Niklas musterte sie schweigend. Ihre Worte trafen etwas in ihm, etwas, das er tief in sich begraben hatte. Bilder aus seiner Vergangenheit flackerten auf: Missionen, die außer Kontrolle gerieten, Entscheidungen, die Leben kosteten. Für einen Moment schien das flackernde Licht über ihnen synchron mit seinem inneren Konflikt.
„Sie wissen nicht, in welcher Position Sie sich befinden“, sagte er schließlich, seine Stimme eine Spur härter. „Ihre Prinzipien werden Ihnen keinen Schutz bieten, wenn Sie sich weiterhin weigern, mit uns zu kooperieren.“
„Und was, wenn ich nicht kooperiere? Werden Sie mich brechen? Mich in eines eurer Labore schicken?“ Sie beugte sich vor, ihre Stimme war jetzt leiser, aber voller Feuer. „Ich habe Angst davor, nichts zu tun. Angst davor, in einer Welt zu leben, in der Organisationen wie Blackgate ungestraft bleiben. Wenn Sie glauben, ich werde mich beugen, dann kennen Sie mich nicht.“
Niklas blieb regungslos, doch innerlich regte sich ein seltsamer Respekt. Diese Frau, so erschöpft und verletzlich sie aussah, hatte eine Stärke, die ihn faszinierte. Aber er konnte es sich nicht leisten, diese Faszination zuzulassen. Er musste sich auf die Mission konzentrieren, auf den Zweck, der ihn hierher gebracht hatte.

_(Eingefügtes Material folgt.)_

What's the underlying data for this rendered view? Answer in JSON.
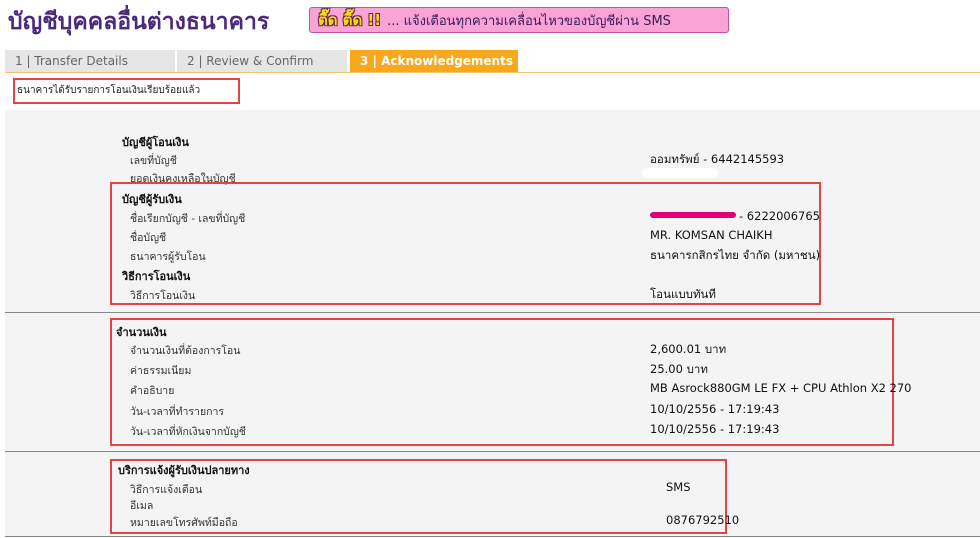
{
  "header": {
    "title": "บัญชีบุคคลอื่นต่างธนาคาร",
    "promo_badge": "ตื๊ด ตื๊ด !!",
    "promo_text": "... แจ้งเตือนทุกความเคลื่อนไหวของบัญชีผ่าน SMS"
  },
  "tabs": [
    {
      "label": "1 | Transfer Details"
    },
    {
      "label": "2 | Review & Confirm"
    },
    {
      "label": "3 | Acknowledgements"
    }
  ],
  "status_message": "ธนาคารได้รับรายการโอนเงินเรียบร้อยแล้ว",
  "from_account": {
    "title": "บัญชีผู้โอนเงิน",
    "rows": [
      {
        "label": "เลขที่บัญชี",
        "value": "ออมทรัพย์ - 6442145593"
      },
      {
        "label": "ยอดเงินคงเหลือในบัญชี",
        "value": ""
      }
    ]
  },
  "to_account": {
    "title": "บัญชีผู้รับเงิน",
    "rows": [
      {
        "label": "ชื่อเรียกบัญชี - เลขที่บัญชี",
        "value": "- 6222006765"
      },
      {
        "label": "ชื่อบัญชี",
        "value": "MR. KOMSAN CHAIKH"
      },
      {
        "label": "ธนาคารผู้รับโอน",
        "value": "ธนาคารกสิกรไทย จำกัด (มหาชน)"
      }
    ]
  },
  "method": {
    "title": "วิธีการโอนเงิน",
    "rows": [
      {
        "label": "วิธีการโอนเงิน",
        "value": "โอนแบบทันที"
      }
    ]
  },
  "amount": {
    "title": "จำนวนเงิน",
    "rows": [
      {
        "label": "จำนวนเงินที่ต้องการโอน",
        "value": "2,600.01 บาท"
      },
      {
        "label": "ค่าธรรมเนียม",
        "value": "25.00  บาท"
      },
      {
        "label": "คำอธิบาย",
        "value": "MB Asrock880GM LE FX + CPU Athlon X2 270"
      },
      {
        "label": "วัน-เวลาที่ทำรายการ",
        "value": "10/10/2556 - 17:19:43"
      },
      {
        "label": "วัน-เวลาที่หักเงินจากบัญชี",
        "value": "10/10/2556 - 17:19:43"
      }
    ]
  },
  "notify": {
    "title": "บริการแจ้งผู้รับเงินปลายทาง",
    "rows": [
      {
        "label": "วิธีการแจ้งเตือน",
        "value": "SMS"
      },
      {
        "label": "อีเมล",
        "value": ""
      },
      {
        "label": "หมายเลขโทรศัพท์มือถือ",
        "value": "0876792510"
      }
    ]
  },
  "colors": {
    "title": "#4b2a7c",
    "active_tab": "#f7a81c",
    "highlight_box": "#e04545",
    "promo_bg": "#f9a3d7"
  }
}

„Ihre Haltung ändert nichts an den Tatsachen“, sagte er schließlich, seine Stimme wieder ruhig und kontrolliert. „Sie befinden sich in einer Hochsicherheitsanlage. Niemand wird Sie hier finden. Niemand wird Sie retten. Es liegt ganz bei Ihnen, wie dieses Gespräch weitergeht.“
Elena lachte leise, ein bitteres, kurzes Lachen, das in der Stille widerhallte. „Niemand wird mich retten? Glauben Sie wirklich, dass ich darauf gewartet habe? Ich bin hier, weil ich die Wahrheit aufgedeckt habe. Und Wahrheit ist wie Wasser – man kann versuchen, sie einzusperren, aber sie findet immer einen Weg, durch die Risse zu sickern.“
Niklas hielt ihren Blick. Sie war wie eine Festung, und er wusste, dass er sie heute nicht brechen würde. Vielleicht war das auch nicht sein Ziel. Er rieb sich mit einer Hand über das kantige Gesicht, dachte kurz nach und erhob sich dann.

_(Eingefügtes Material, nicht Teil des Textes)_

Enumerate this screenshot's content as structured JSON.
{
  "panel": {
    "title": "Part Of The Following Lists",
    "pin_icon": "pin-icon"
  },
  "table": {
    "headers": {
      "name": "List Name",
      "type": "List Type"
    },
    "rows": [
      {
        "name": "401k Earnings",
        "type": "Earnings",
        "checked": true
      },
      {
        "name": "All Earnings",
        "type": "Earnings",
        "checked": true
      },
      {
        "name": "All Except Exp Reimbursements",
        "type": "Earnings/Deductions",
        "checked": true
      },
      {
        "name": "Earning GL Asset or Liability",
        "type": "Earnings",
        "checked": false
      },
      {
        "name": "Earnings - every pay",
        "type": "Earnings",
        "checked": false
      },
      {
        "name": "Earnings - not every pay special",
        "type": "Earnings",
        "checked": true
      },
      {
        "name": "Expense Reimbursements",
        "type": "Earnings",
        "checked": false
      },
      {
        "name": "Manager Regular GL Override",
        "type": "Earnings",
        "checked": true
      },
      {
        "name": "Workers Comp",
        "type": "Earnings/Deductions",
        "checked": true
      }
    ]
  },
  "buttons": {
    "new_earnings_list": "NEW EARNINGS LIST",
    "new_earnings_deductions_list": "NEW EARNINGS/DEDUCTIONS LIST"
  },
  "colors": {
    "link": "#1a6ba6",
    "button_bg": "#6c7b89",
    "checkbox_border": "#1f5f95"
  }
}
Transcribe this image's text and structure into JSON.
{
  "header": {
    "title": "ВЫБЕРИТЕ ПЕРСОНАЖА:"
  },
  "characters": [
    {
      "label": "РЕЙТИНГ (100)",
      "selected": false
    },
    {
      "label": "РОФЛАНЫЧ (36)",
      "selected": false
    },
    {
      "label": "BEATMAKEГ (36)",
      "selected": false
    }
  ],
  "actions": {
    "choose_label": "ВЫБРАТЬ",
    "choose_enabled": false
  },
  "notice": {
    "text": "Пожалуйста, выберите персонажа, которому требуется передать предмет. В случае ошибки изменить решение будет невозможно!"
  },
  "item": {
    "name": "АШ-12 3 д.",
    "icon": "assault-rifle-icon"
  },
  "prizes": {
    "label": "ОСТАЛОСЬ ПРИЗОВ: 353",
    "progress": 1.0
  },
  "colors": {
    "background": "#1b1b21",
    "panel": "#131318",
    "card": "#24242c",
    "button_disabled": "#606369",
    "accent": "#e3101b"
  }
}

„Das Gespräch ist beendet“, sagte er kühl. „Für jetzt.“
Er nickte Richtung Tür, und die Wachen traten wieder ein. Elena wurde auf die Füße gezwungen, doch ihre Haltung blieb aufrecht, stolz, als sie aus dem Raum geführt wurde. Niklas beobachtete sie, seine Gedanken ein Wirbel aus Pflichtgefühl und wachsendem Zweifel. Irgendetwas an ihr war anders. Sie war keine gewöhnliche Gefangene, und das machte sie gefährlich – nicht nur für Blackgate, sondern vielleicht auch für ihn selbst.

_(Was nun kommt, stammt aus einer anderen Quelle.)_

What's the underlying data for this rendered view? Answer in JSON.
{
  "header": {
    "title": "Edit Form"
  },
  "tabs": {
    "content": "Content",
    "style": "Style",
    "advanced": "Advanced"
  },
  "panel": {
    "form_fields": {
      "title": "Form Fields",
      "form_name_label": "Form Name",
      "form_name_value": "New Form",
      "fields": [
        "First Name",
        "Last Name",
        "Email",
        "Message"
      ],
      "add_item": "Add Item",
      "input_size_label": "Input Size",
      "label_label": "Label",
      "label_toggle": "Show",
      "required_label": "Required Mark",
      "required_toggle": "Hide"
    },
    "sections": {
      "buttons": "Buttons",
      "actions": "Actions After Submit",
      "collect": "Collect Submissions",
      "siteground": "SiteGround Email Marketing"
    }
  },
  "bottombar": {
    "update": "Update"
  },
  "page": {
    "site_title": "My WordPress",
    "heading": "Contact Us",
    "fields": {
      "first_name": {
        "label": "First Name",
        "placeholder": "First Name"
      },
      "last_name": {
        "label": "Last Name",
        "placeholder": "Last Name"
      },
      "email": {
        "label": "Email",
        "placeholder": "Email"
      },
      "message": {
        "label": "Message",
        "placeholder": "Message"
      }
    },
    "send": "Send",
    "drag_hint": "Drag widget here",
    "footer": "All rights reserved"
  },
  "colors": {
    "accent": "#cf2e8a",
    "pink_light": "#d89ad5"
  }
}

Als die schwere Tür hinter ihr ins Schloss fiel, blieb Niklas allein zurück. Der Raum war still, nur das Summen der Überwachungskamera blieb. Er starrte auf den leeren Stuhl vor sich, und für einen flüchtigen Moment fragte er sich, ob er selbst noch an die Prinzipien glaubte, die ihn einst hierher geführt hatten. Das flackernde Licht über ihm spiegelte seine Unruhe wider. Gefühle hatten keinen Platz in Blackgate. Und doch konnte er die leise Stimme in seinem Inneren nicht ignorieren, die fragte: Was, wenn sie recht hat?